Ce qui pourrait n’être qu’une situation de comédie — une intellectuelle new-yorkaise aux prises avec un molosse endeuillé — devient en réalité un récit sur le deuil, l’amitié et les formes inattendues de la consolation. Incapable de surmonter sa peine par les voies habituelles, la narratrice découvre qu’Apollon, lui aussi dévasté par la perte de son maître, comprend peut-être mieux qu’aucun humain ce qu’elle traverse. En parallèle, elle multiplie les digressions sur la littérature et le métier d’écrivain, mais revient aussi, sans cesse, sur le passé sentimental de l’ami disparu — un homme qui séduisait systématiquement ses étudiantes —, ce qui l’amène à reconsidérer leur amitié à la lumière du mouvement #MeToo, alors au cœur du débat public américain.

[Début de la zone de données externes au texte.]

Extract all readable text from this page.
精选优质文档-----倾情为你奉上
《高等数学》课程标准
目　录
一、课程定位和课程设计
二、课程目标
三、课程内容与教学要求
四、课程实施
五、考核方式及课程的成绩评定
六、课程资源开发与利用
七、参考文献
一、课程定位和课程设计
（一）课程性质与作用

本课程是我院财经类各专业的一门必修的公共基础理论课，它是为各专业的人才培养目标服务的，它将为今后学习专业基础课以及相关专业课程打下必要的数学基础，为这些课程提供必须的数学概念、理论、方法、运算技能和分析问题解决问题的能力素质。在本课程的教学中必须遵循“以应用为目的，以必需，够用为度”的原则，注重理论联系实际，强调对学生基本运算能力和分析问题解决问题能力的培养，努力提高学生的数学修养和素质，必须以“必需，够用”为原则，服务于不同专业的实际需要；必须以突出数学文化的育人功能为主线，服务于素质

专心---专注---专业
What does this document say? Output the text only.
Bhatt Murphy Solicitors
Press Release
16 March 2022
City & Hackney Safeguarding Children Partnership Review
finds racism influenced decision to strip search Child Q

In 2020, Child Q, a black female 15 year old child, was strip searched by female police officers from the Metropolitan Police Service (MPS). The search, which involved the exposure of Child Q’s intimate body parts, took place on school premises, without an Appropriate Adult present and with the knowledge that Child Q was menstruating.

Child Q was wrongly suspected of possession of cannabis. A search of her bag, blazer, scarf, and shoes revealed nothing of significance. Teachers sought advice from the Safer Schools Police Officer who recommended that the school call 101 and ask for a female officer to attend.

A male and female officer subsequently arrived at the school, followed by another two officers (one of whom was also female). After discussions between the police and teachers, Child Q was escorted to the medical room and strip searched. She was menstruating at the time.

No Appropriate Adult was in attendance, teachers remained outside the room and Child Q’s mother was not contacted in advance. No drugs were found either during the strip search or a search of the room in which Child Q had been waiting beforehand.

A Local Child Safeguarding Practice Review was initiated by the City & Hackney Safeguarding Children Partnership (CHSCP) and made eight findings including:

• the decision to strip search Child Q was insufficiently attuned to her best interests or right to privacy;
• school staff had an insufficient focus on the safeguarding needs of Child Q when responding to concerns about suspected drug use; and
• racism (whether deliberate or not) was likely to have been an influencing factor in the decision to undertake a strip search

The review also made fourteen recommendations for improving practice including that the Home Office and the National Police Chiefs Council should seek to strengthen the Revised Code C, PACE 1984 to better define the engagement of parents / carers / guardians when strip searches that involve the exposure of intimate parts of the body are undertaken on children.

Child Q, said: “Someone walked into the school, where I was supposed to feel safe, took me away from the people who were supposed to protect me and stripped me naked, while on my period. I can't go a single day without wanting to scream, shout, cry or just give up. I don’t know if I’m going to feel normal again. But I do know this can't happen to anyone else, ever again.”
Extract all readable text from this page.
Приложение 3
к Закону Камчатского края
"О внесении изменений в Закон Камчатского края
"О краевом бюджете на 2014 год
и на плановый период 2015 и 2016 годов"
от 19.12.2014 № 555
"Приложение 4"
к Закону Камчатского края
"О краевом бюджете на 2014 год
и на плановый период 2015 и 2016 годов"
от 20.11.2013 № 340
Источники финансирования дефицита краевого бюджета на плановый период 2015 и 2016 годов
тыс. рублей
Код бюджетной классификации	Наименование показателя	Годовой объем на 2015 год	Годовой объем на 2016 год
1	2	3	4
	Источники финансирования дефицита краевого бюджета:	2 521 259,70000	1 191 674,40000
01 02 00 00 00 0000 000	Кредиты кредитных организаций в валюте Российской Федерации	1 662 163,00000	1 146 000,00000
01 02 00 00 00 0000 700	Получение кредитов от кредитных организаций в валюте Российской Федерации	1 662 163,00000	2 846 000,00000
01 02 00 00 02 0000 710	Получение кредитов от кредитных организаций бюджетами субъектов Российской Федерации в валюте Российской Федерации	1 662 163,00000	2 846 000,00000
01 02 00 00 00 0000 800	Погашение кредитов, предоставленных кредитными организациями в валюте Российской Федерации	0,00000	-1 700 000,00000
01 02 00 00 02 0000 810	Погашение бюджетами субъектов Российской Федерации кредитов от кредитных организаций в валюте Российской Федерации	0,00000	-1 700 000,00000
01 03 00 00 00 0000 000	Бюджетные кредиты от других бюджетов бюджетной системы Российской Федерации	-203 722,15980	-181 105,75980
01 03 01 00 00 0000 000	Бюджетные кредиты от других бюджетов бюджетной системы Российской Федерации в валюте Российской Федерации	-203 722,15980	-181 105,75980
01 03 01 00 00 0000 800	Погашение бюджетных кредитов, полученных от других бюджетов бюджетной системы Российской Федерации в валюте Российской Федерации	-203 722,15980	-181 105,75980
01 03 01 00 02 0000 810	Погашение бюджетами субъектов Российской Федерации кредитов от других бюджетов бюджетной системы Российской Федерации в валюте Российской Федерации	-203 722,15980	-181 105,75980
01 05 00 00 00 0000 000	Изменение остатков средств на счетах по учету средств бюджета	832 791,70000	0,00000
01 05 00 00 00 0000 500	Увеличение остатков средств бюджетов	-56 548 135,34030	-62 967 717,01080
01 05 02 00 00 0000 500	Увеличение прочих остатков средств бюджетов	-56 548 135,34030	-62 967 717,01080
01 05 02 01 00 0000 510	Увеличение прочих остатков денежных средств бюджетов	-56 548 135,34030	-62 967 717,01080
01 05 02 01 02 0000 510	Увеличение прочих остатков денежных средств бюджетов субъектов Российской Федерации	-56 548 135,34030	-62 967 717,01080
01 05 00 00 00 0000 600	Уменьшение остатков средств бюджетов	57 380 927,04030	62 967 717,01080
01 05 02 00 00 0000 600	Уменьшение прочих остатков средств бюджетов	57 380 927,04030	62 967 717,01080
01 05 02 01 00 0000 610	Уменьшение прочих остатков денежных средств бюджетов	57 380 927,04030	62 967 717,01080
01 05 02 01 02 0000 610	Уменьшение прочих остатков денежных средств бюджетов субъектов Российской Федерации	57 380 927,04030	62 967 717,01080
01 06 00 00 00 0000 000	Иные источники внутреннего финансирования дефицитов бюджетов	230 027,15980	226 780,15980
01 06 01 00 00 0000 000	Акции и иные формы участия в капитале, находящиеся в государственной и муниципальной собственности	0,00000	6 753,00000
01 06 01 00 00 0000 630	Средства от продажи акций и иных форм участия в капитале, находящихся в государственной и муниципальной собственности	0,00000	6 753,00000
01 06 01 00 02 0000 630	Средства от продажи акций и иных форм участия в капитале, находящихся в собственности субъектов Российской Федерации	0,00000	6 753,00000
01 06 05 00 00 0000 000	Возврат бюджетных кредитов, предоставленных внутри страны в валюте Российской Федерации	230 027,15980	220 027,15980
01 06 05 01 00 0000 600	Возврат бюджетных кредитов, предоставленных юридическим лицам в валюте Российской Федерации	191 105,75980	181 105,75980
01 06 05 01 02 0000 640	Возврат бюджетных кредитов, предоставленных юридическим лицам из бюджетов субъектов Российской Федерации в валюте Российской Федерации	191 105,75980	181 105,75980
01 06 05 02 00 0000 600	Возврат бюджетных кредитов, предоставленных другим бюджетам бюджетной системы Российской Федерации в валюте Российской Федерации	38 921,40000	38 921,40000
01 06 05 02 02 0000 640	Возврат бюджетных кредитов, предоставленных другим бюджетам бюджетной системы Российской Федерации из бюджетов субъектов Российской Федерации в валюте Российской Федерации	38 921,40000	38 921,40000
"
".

Couronné par le National Book Award 2018 (le plus prestigieux prix littéraire américain), L’Ami réussit le tour de force d’être à la fois drôle, érudit et poignant. Pour qui a aimé Son odeur après la pluie, il offre un angle complémentaire : ici, c’est l’animal qui aide l’humain à faire son deuil, et non l’inverse.
5. L’art de courir sous la pluie (Garth Stein, 2008)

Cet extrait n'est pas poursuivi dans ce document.